R7 Planalto Com acordo, igualdade de salários deve ir à votação na Câmara

Com acordo, igualdade de salários deve ir à votação na Câmara

Projeto que aumenta multa para empregador que pagar menos às mulheres com a mesma função dos homens foi devolvido 

  • R7 Planalto | Mariana Londres, de Brasília

A líder da bancada feminina no Senado, Simone Tebet (MDB-MS), pediu ontem prazo para votação na Câmara

A líder da bancada feminina no Senado, Simone Tebet (MDB-MS), pediu ontem prazo para votação na Câmara

Marcos Oliveira/Agência Senado

Um acordo entre as bancadas do Senado e da Câmara pode permitir para os próximos dias a votação do PLC 130, que pretende reduzir a diferença salarial entre gêneros ao elevar a multa a empregadores que paguem salários diferentes a homens e mulheres que exerçam a mesma função. O texto, aprovado no Senado em 30 de março já havia sido aprovado pela Câmara em 2011 e deveria ter sido sancionado ou vetado pelo presidente Bolsonaro até a última segunda-feira (26). 

O projeto, no entanto, foi devolvido à Câmara dos Deputados a pedido do presidente da Casa, Arthur Lira (PP-AL). A justificativa é que o texto sofreu alterações substanciais ao ser aprovado no Senado, em 31 de março, e deveria ser novamente votado pelos deputados.
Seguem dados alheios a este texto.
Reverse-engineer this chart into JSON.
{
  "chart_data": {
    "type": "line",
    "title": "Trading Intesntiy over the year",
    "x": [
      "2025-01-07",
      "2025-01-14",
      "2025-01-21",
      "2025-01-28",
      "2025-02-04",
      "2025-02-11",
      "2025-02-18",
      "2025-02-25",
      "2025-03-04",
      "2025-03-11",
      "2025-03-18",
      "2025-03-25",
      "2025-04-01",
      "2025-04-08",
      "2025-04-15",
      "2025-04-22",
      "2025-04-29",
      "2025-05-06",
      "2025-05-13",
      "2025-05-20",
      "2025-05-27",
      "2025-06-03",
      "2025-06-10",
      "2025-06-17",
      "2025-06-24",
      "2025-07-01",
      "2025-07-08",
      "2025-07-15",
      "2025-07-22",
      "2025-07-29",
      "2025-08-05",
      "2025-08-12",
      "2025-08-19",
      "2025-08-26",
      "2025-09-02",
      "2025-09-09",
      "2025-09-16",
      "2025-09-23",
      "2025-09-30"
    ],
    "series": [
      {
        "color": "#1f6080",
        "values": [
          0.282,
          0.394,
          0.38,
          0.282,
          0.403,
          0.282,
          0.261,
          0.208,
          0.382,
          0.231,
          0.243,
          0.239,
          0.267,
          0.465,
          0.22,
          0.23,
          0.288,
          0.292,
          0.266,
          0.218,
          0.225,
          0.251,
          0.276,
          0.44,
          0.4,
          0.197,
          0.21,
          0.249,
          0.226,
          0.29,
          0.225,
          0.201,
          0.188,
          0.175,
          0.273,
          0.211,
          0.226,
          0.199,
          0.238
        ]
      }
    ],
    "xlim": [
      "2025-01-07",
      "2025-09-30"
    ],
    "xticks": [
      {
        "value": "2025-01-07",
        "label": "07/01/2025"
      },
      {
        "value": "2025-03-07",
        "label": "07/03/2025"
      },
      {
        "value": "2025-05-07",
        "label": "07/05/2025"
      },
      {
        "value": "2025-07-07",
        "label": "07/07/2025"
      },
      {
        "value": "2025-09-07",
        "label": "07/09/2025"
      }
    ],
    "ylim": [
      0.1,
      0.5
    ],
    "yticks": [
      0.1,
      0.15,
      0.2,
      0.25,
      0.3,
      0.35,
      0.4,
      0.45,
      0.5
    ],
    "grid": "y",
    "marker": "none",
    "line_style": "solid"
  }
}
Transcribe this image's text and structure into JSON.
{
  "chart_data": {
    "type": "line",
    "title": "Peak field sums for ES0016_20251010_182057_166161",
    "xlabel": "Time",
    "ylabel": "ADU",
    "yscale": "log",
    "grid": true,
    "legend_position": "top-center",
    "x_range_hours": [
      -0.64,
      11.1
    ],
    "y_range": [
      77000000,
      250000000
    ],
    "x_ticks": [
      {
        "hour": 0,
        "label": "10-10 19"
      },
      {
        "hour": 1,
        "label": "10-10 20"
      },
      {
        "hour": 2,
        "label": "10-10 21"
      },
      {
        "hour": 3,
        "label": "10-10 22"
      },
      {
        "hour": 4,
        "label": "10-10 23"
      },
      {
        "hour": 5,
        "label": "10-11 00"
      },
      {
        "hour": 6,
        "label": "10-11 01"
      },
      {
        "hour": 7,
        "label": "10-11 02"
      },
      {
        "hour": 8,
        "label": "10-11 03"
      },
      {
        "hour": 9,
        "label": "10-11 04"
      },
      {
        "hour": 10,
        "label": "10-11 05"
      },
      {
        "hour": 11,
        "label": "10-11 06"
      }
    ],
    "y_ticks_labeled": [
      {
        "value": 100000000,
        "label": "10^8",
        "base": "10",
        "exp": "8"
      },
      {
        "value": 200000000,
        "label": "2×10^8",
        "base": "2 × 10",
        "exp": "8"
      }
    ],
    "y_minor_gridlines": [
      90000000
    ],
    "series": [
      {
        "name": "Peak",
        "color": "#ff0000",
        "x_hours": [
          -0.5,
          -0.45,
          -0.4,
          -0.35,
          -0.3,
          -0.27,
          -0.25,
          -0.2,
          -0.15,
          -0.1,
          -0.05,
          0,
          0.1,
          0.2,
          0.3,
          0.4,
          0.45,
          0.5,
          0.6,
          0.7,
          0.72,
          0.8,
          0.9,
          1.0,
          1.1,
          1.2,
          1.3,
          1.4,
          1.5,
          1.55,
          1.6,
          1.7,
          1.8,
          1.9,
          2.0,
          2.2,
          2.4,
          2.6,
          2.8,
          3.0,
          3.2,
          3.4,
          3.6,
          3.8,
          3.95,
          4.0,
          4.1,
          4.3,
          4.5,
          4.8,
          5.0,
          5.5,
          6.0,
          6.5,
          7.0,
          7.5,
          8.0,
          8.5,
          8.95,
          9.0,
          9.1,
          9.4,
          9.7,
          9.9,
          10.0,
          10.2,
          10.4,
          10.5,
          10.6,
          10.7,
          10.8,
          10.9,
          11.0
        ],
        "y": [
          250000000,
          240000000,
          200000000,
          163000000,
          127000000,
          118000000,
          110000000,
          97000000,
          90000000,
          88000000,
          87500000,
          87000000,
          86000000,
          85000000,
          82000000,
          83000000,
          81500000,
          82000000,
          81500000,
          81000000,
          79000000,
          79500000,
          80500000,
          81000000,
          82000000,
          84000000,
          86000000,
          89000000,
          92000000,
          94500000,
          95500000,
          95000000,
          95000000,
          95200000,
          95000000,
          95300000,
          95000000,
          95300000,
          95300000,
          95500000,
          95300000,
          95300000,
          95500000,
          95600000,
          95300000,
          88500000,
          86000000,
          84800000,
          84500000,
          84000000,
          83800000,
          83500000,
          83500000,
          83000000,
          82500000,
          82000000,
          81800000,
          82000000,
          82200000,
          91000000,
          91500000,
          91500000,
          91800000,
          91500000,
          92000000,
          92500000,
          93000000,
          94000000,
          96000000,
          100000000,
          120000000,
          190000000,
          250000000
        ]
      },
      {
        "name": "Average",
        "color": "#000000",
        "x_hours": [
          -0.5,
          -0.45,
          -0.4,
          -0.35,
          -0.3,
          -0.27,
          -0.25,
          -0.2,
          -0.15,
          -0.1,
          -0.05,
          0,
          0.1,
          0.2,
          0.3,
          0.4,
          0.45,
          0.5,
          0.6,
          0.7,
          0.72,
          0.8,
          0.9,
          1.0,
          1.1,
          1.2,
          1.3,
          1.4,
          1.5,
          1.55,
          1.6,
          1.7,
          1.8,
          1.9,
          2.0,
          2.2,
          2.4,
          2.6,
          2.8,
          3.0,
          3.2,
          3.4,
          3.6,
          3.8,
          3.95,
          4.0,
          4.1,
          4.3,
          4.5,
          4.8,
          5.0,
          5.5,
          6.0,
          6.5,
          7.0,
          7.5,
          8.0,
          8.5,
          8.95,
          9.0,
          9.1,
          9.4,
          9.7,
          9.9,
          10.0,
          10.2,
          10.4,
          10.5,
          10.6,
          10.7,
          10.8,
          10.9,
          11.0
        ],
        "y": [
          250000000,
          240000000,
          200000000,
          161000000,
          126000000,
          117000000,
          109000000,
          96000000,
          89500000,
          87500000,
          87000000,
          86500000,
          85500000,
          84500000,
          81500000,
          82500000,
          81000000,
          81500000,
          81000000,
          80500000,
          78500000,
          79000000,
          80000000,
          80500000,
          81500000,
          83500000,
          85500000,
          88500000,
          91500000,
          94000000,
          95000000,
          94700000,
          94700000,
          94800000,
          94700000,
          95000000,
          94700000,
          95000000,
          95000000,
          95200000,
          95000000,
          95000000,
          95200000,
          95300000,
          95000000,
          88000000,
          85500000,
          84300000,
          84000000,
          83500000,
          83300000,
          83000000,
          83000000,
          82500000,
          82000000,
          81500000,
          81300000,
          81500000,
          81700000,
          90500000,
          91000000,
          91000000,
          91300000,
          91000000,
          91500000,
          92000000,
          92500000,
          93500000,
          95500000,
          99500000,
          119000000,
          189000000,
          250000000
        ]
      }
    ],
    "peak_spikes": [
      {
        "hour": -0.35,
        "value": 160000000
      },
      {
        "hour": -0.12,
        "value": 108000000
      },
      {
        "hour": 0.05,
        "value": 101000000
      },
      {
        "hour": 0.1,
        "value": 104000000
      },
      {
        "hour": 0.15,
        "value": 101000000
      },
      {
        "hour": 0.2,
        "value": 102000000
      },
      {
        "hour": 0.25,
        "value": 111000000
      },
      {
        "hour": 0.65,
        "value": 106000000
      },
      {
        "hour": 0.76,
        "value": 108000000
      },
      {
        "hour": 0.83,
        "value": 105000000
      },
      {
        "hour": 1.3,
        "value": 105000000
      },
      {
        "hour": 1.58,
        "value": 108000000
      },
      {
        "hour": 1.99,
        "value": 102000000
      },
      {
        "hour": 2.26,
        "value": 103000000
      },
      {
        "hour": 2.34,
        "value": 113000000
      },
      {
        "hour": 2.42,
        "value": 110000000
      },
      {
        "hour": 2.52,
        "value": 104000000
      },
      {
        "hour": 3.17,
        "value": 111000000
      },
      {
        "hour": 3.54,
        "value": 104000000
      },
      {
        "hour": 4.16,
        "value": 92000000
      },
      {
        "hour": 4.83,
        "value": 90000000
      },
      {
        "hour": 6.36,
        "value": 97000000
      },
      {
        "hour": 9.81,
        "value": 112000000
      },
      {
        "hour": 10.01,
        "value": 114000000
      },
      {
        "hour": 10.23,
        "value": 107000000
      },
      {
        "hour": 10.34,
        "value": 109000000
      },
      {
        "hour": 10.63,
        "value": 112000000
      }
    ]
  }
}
Na live da última quinta-feira (22), o presidente questionou se as mulheres conseguiriam empregos caso o projeto fosse sancionado, mas disse que se vetasse seria "massacrado". Lira foi eleito presidente da Câmara com apoio do presidente Bolsonaro. 

De acordo com o IBGE (Instituto Brasileiro de Geografia e Estatística), em 2019 as mulheres receberam 3/4 do salários dos homens, ou 77,7%  A diferença é ainda mais elevada em cargos de maior rendimento, como diretores e gerentes. Nesse grupo, as mulheres ganharam apenas um pouco mais da metade do que os colegas homens, ou 61,9% do rendimento deles.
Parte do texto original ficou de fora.